If you are following this article as a step-by-step walkthrough, ensure you have stopped all Mastodon services on the live server prior to running any exports or backups!!!
Docker Compose
The Mastodon project ships with a fairly solid docker-compose.yml
file to begin with. It’s geared for local development but serves as a stellar starting point for standing up a server as well. There are just a few things you need to change:
- Comment out any
build
directives - Set the
image
directive on theweb
container to point to an explicitly tagged version - As Mastodon isn’t the only thing running on this machine, I also changed the network configuration to refer to “mastodon_internal” and “mastodon_external” to keep things more cleanly separated from other services on the machine
Prior to any next steps, I also explicitly migrated the .env.production
file from my live server instance to the Docker host. This also required updating strings like DB_HOST
and REDIS_HOST
to point to the Docker-hosted versions of those tools rather than merely to localhost
.
Migrating the Database
The next step is to set up and configure the database. Given we’re migrating a data store rather than setting something up from scratch, this is slightly different than some of the other walkthroughs. Using the password from our set .env.production
file, we can bootstrap the Postgres data backend:
docker run --rm --name postgres \
-v $PWD/postgres14:/var/lib/postgresql/data \
-e POSTGRES_PASSWORD=<password> \
-d postgres:14-alpine
Next we’ll shell into the container to create the user leveraged by Mastodon itself:
docker exec -it postgres psql -U postgres
Followed by:
CREATE USER mastodon WITH PASSWORD '<password>' CREAETDB;
exit
With the database bootstrapped and the user created, we still need to restore our data. Feel free to exit
from the interactive session within the Postgres container. Then use pg_dump
on the live server to create a backup and copy that file into the temporary container as follows:
docker cp mastodon_backup.dump postgres:/mastodon_backup.dump
Reconnect to the container using Bash in order to leverage pg_restore
to populate data:
docker exec -it postgres bash
Followed within the container by the following:
pg_restore -Fc -j4 -U mastodon -n public --no-owner --role=mastodon -d mastodon mastdon_backup.dump
Once the data is populated, exit out of the container once again. You can then stop and clean up this temporary container with:
docker stop postgres
Other Migrations
I had long ago configured my server to cache media to Amazon S3 (which is then served from a CloudFront distribution to keep costs down), so there weren’t any static files left to migrate. However, I did attempt to migrate Redis data by:
- Stopping Redis on the live server
- Running a database dump
- Placing the generated
dump.rdb
into the local filesystem (theredis/
directory mounted by Docker Compose)
I’m not entirely sure if it made a difference, but given it’s a recommended step in the official server migration documentation, it seemed like a good idea.

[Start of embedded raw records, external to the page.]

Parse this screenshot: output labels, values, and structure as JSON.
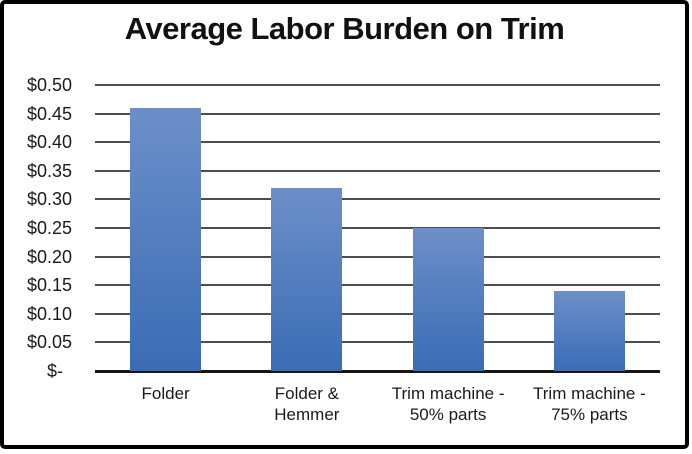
{
  "chart_data": {
    "type": "bar",
    "title": "Average Labor Burden on Trim",
    "categories": [
      "Folder",
      "Folder &\nHemmer",
      "Trim machine -\n50% parts",
      "Trim machine -\n75% parts"
    ],
    "values": [
      0.46,
      0.32,
      0.25,
      0.14
    ],
    "xlabel": "",
    "ylabel": "",
    "ylim": [
      0,
      0.5
    ],
    "y_tick_step": 0.05,
    "y_tick_labels": [
      "$0.50",
      "$0.45",
      "$0.40",
      "$0.35",
      "$0.30",
      "$0.25",
      "$0.20",
      "$0.15",
      "$0.10",
      "$0.05",
      "$-"
    ],
    "grid": true,
    "legend": "none",
    "colors": {
      "bar_gradient_top": "#6d8fc9",
      "bar_gradient_bottom": "#3a6cb5",
      "gridline": "#4d4d4d",
      "axis_line": "#161616",
      "text": "#1a1a1a",
      "title_text": "#111111",
      "background": "#ffffff",
      "frame_border": "#000000"
    }
  }
}
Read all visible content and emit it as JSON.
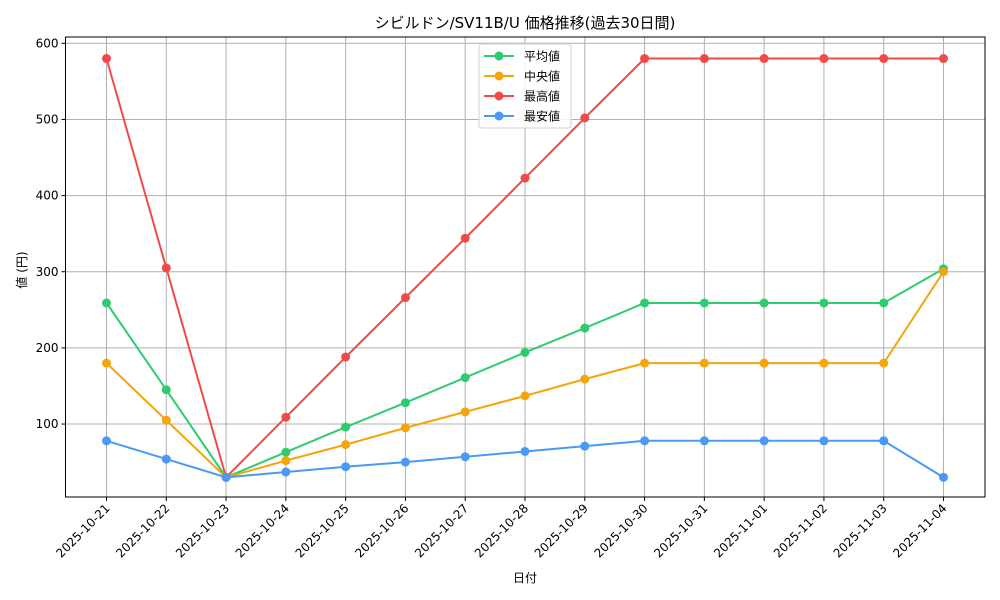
{
  "chart_data": {
    "type": "line",
    "title": "シビルドン/SV11B/U 価格推移(過去30日間)",
    "xlabel": "日付",
    "ylabel": "値 (円)",
    "ylim": [
      10,
      608
    ],
    "yticks": [
      100,
      200,
      300,
      400,
      500,
      600
    ],
    "grid": true,
    "legend_position": "upper center",
    "categories": [
      "2025-10-21",
      "2025-10-22",
      "2025-10-23",
      "2025-10-24",
      "2025-10-25",
      "2025-10-26",
      "2025-10-27",
      "2025-10-28",
      "2025-10-29",
      "2025-10-30",
      "2025-10-31",
      "2025-11-01",
      "2025-11-02",
      "2025-11-03",
      "2025-11-04"
    ],
    "series": [
      {
        "name": "平均値",
        "color": "#2ecc71",
        "values": [
          259,
          145,
          30,
          63,
          96,
          128,
          161,
          194,
          226,
          259,
          259,
          259,
          259,
          259,
          304
        ]
      },
      {
        "name": "中央値",
        "color": "#f5a50a",
        "values": [
          180,
          105,
          30,
          52,
          73,
          95,
          116,
          137,
          159,
          180,
          180,
          180,
          180,
          180,
          300
        ]
      },
      {
        "name": "最高値",
        "color": "#f04a4a",
        "values": [
          580,
          305,
          30,
          109,
          188,
          266,
          344,
          423,
          502,
          580,
          580,
          580,
          580,
          580,
          580
        ]
      },
      {
        "name": "最安値",
        "color": "#4a9af5",
        "values": [
          78,
          54,
          30,
          37,
          44,
          50,
          57,
          64,
          71,
          78,
          78,
          78,
          78,
          78,
          30
        ]
      }
    ]
  }
}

To be save, I also ran the typical asset precompilation step though I’m not sure it made a difference:
docker compose run --rm web bundle exec rails assets:precompile
It also became evident during my testing that I needed to properly set ownership of the directories on the host that were mounted into the containers. I did this with the following two commands:
sudo chown -R 70:70 postgres14
sudo chown -R 991:991 public
Running and Access
From there, starting the system was as simple as:
docker compose up -d
Then, just like with other services on the machine, I configured my Cloudflare Tunnel to properly route traffic to the web
container running on the host. Everything appeared to be running smoothly, I could post content, I could consume content, and others could see my server as well!
Streaming
Once I stood things up and connected the Cloudflare Tunnel I noticed several errors in the browser console. Specifically, the system was having difficulty routing websocket connections for the Streaming API using the routes I’d previously configured for a standalone host.
My first attempt at a fix was to add similar routes within Cloudflare – that proved ineffective.
The actual fix is to set up a secondary hostname (ws.tekton.network
) and map that in the .env.production
file with a STREAMING_API_BASE_URL
variable. The hostname points to the same tunnel, but to port 3040, which is the host port on which I expose the container. Once that was in place, the console errors disappeared and the server was fully functional!
Two expensive cloud servers down; three left to go.